Egresada del Instituto Superior del Teatro Colón, Eleonora Cassano comenzó su carrera profesional en 1983 cuando fue contratada para integrar diversas producciones de ballet por la Fundación Teresa Carraño, en Venezuela.

Al regresar a Argentina fue convocada para interpretar roles protagónicos en el Colón, junto a Bocca, el entonces primer bailarín argentino con quien participó en festivales y galas en todo el mundo.

A partir de 1996, Cassano dio un giro en su carrera y comenzó a volcarse a otros géneros más populares, como el music hall y espectáculos como "La Cassano en el Maipo" y "Cassano dancing", en los que incursionó en la actuación y el canto. Más tarde, encarnó a Evita en la pieza de teatro-danza Eva Duarte.

Cassano siempre regresó a las puntas y el tutú y no cejó en su intento por llevar la danza clásica a un público masivo. "Al principio, este trabajito lo fuimos generando Julio y yo. Éramos mal vistos por nuestros compañeros por sacar la danza de los lugares habituales y llevarla por ejemplo al Luna Park o las canchas de fútbol", señala.

"Nosotros nos preocupamos para que se pueda acercar verdaderamante la danza a la agente con distintos tipos de música. Y creo que el resultado fue bueno. Hacer funciones al aire libre con miles y miles de personas marca que el ballet ya no es elitista y que se transformó en algo más popular. Después se fueron enganchando otros bailarines a esta movida", indica.

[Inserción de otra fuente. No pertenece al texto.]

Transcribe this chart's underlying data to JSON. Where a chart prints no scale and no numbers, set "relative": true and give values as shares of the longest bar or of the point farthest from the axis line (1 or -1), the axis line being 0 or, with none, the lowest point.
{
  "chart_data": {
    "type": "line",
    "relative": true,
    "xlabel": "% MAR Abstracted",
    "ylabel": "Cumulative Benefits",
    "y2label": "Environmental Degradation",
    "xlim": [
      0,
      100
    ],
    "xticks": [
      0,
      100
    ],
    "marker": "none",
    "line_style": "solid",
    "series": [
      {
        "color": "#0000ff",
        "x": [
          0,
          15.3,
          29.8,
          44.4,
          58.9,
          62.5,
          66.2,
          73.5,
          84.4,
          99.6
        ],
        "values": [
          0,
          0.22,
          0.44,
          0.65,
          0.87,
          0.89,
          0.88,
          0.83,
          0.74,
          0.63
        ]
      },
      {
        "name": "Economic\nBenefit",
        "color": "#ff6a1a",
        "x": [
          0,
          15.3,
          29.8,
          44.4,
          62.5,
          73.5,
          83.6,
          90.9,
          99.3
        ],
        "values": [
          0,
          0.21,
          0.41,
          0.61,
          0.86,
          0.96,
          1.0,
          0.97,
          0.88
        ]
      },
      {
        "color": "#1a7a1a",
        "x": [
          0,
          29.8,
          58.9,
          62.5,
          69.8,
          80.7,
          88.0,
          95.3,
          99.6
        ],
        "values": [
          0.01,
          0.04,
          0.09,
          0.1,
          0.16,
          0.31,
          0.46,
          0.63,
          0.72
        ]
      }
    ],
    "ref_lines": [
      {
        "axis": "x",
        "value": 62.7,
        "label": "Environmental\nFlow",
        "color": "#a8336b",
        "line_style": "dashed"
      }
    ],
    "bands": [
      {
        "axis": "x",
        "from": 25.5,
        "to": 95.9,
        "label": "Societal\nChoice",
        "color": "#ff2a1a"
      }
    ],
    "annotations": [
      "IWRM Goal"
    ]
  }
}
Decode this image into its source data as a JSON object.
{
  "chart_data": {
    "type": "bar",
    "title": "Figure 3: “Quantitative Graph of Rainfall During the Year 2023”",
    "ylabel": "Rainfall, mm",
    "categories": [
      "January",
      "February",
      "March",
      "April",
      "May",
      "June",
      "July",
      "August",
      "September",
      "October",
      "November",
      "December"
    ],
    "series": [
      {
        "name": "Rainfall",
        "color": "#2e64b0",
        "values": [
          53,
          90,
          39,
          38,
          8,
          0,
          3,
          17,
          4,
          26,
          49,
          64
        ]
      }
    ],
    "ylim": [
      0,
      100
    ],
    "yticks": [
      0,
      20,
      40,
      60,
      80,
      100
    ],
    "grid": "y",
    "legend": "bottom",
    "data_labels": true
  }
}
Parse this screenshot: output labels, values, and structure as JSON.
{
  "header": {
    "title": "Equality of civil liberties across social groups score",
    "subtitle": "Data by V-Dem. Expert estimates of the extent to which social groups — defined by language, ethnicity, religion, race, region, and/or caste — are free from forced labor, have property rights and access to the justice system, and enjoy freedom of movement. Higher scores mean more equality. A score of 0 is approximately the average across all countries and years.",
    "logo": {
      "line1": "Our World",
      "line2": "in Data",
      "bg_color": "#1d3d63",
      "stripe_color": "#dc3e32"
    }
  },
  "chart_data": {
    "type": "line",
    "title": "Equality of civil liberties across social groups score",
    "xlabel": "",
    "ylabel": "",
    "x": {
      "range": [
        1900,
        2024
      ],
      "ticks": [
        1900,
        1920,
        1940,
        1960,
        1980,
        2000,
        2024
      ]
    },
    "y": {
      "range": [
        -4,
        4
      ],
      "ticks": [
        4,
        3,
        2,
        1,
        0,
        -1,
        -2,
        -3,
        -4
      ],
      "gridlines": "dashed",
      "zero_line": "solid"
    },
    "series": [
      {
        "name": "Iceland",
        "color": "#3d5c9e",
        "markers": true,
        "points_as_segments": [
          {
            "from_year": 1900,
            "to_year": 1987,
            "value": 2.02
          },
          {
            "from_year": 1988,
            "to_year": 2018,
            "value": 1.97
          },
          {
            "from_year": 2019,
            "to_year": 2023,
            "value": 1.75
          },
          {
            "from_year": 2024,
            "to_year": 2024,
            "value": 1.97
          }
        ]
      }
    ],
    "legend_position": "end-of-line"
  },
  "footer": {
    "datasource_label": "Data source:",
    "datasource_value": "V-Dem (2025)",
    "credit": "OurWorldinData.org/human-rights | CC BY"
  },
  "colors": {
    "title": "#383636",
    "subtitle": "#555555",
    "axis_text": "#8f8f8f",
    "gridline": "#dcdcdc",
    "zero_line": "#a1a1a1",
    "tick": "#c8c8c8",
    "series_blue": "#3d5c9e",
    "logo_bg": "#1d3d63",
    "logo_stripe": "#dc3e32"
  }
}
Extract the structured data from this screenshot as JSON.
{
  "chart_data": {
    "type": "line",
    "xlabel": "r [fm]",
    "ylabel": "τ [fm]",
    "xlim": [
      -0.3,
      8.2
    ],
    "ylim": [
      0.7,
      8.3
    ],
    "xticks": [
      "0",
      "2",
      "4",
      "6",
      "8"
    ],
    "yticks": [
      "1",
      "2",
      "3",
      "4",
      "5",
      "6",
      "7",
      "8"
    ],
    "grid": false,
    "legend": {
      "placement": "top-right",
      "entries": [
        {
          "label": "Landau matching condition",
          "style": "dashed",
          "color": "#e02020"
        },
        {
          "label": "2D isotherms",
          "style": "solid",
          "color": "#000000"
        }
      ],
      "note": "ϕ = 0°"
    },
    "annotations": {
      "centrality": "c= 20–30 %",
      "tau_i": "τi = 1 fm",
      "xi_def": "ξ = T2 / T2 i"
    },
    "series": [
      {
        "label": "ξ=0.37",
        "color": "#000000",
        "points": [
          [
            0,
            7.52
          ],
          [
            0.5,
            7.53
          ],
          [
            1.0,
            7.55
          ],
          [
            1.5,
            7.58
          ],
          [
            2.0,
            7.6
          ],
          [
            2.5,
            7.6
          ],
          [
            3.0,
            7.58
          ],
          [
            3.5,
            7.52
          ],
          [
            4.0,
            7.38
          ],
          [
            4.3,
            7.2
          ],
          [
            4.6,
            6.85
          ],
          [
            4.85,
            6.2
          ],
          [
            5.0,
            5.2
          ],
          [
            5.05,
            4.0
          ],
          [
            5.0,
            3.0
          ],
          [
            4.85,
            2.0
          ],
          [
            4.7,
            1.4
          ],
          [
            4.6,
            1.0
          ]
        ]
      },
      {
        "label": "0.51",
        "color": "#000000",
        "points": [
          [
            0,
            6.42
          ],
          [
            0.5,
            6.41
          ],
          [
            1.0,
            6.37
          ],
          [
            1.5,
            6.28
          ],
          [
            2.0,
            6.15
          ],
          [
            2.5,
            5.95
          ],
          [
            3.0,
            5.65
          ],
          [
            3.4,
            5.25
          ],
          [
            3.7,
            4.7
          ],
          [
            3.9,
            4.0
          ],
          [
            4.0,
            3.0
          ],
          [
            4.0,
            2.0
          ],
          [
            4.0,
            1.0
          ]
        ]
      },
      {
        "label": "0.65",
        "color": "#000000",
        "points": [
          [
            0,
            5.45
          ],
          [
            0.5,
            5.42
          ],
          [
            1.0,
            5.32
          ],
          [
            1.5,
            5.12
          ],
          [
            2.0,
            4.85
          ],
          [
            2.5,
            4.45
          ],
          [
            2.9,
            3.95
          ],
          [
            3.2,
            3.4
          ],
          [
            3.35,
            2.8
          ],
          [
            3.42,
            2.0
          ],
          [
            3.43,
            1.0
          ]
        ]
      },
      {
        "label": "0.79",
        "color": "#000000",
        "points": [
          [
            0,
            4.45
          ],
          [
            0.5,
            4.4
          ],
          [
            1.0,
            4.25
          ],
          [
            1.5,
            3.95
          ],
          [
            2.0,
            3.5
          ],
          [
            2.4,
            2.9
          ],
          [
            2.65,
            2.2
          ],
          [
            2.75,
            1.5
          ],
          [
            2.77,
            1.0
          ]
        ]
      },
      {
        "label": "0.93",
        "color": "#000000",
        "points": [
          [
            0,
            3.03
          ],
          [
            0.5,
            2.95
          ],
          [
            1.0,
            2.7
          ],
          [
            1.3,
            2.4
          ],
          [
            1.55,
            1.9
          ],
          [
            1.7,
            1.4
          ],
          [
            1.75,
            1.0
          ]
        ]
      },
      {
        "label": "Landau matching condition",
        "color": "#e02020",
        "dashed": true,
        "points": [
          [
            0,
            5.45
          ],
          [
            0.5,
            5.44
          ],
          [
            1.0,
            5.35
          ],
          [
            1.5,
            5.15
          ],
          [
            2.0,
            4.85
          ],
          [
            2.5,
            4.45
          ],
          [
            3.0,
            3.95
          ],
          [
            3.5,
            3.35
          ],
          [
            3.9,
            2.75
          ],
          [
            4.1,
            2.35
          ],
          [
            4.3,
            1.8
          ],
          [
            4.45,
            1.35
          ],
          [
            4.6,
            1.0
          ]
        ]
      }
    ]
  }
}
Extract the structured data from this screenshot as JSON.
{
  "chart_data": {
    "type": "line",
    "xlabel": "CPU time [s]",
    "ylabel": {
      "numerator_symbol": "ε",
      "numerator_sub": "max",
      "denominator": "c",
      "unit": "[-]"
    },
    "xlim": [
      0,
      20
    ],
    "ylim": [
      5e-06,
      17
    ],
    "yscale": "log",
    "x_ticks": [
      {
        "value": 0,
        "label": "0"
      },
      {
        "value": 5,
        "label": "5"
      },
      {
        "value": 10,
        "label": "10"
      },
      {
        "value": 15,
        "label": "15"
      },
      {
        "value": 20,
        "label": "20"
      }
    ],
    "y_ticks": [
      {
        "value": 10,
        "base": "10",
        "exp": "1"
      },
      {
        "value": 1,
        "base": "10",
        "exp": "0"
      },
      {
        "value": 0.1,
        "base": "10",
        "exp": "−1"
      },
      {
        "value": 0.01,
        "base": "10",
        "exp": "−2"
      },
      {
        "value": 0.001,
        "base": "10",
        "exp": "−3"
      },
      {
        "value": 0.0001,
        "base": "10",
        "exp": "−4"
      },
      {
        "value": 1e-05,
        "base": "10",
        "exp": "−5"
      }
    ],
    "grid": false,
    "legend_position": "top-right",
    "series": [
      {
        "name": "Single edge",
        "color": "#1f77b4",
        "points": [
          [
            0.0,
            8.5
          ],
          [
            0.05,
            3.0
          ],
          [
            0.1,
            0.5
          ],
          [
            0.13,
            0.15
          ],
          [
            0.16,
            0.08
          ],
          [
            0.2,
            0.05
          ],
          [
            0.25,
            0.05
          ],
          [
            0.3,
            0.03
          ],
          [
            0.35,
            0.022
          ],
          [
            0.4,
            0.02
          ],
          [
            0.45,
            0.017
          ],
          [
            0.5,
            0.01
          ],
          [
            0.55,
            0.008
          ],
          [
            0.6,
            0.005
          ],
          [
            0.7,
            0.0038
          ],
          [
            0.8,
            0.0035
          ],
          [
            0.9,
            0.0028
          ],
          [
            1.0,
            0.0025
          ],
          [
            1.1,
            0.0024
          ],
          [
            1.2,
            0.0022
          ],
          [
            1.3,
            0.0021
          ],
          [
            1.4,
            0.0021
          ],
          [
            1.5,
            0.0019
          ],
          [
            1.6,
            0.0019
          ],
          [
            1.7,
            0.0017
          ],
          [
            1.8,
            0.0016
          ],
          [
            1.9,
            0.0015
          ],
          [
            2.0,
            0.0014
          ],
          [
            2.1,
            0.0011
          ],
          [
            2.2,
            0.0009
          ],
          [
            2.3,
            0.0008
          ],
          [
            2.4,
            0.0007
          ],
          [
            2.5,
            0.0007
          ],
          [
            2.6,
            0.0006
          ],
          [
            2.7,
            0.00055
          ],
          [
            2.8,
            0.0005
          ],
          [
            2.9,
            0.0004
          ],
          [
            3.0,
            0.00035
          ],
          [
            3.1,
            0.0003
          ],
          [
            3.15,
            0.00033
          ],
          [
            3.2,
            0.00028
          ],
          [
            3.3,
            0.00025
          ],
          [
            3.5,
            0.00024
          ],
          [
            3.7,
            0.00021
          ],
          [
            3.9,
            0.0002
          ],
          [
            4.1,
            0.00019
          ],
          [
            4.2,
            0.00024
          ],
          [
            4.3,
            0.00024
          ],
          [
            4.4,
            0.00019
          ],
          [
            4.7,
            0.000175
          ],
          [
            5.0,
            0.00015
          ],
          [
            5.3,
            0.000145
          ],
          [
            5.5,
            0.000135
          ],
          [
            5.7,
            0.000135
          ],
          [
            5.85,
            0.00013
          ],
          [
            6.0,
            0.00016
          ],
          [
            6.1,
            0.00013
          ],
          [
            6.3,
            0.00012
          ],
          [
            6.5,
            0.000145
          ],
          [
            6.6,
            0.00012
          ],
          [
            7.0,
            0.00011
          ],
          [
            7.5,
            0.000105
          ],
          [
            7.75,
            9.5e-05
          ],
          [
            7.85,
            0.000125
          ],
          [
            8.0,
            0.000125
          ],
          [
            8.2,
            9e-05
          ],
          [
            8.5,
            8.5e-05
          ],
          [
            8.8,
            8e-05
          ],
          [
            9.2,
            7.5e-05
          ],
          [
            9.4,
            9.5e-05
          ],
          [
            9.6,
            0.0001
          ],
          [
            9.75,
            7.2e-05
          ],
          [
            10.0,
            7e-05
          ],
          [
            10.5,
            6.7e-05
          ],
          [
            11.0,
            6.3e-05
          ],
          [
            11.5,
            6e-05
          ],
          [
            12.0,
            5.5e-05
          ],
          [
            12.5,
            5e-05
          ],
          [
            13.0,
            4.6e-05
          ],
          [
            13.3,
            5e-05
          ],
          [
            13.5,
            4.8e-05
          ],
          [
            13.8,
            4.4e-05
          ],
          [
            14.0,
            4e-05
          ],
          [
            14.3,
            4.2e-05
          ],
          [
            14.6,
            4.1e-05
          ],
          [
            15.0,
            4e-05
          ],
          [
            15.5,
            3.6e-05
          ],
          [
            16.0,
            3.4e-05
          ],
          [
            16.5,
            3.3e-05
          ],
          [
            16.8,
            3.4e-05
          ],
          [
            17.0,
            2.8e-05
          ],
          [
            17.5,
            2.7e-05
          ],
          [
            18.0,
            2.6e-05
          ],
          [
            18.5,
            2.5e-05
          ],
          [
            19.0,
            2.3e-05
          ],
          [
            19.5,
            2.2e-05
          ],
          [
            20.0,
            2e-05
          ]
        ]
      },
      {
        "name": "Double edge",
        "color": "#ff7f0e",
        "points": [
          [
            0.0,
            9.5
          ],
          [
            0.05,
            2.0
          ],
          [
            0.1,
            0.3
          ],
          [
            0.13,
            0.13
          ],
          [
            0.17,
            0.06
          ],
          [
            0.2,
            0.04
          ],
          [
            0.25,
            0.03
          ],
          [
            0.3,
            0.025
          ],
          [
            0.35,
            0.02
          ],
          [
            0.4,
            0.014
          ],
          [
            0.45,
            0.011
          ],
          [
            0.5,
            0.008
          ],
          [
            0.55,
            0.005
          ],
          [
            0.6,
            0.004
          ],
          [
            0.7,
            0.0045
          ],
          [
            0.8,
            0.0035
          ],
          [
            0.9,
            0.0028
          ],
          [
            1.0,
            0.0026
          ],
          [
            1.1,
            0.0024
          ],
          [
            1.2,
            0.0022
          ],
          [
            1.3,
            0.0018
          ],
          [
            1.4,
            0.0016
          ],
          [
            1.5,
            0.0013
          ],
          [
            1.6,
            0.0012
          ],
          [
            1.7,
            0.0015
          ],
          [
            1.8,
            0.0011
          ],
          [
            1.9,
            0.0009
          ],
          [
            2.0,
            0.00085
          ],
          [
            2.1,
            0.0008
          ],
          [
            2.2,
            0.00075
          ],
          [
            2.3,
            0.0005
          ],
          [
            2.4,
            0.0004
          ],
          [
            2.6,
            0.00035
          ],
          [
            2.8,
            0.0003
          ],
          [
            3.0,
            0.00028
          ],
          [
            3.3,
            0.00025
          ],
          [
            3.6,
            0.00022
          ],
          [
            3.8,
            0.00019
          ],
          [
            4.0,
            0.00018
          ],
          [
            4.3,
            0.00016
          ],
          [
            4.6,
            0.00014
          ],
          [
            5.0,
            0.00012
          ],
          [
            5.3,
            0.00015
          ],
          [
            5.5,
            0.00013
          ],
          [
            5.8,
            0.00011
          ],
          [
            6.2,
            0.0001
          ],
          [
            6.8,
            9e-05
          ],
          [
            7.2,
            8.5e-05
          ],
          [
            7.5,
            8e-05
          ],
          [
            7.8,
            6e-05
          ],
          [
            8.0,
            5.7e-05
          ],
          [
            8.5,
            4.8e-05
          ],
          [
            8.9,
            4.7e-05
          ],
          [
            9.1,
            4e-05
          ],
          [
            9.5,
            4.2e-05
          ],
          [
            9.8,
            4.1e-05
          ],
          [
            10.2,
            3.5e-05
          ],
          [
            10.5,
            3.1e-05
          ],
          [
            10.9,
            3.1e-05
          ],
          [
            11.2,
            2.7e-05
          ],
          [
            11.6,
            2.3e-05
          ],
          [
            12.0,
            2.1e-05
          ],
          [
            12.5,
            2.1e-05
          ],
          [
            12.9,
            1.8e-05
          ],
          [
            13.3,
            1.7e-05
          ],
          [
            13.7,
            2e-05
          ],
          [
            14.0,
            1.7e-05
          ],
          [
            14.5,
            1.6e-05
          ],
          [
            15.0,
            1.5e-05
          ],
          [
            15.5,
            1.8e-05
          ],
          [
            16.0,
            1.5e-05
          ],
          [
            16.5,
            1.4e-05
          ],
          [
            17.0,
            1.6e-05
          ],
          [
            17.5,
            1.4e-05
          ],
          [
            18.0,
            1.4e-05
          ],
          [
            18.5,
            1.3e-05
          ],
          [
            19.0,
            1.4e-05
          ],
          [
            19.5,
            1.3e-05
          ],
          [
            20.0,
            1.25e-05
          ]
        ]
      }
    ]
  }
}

"Bailar con Julio fue el gran arranque de mi carrera. Crear junto a él el Ballet Argentino (1990) y haber podido acercar la música a la gente fueron una de las mejores cosas que me pasaron", afirma Cassano, que recuerda entre los grandes momentos de su carrera haber bailado junto a uno de los mayores símbolos de la danza clásica, la bailarina rusa Maya Plisétskaya.

Cassano asegura que en poco países como Argentina, los bailarines clásicos son tan reconocidos. "No es normal en otras partes que un bailarín sea famoso y no es habitual que vaya por la calle y se le pida un autógrafo o sacarse fotos", afirma la madre dos hijos. "Ellos fueron mi mejor función. La maternidad me permitió ser distinta arriba del escenario", dice y añade que es algo poco usual en el mundo de la danza clásica.

"No dejé nada por el ballet, al contrario. Me escapaba del colegio para ver los ensayos del Colón. Tengo mi parte personal cubierta y también desarrollé mi parte artística. No puedo decir que me he quedado por el camino", asegura a dpa.

En el futuro, Cassano seguirá vinculada a la enseñanza y a la dirección. También piensa en formar una compañía o en emular a su gran amigo Julio Bocca, quien actualmente se desempeña como Director del Cuerpo de Baile del SODRE en Uruguay.

"Pero no me iría de la Argentina. Tengo mi vida aquí, no puedo ni quiero irme", dice.

"Disfruté y me divertí mucho bailando Don Quijote y me quedó pendiente hacer Manón completo. Pero bailar en la Plaza Roja de Moscú, en las escalinatas de la Plaza de España en Roma o en el cambio del Milenio en Usuahia son recuerdos imborrables. Me han tocado vivir cosas maravillosas a lo largo de mi carrera".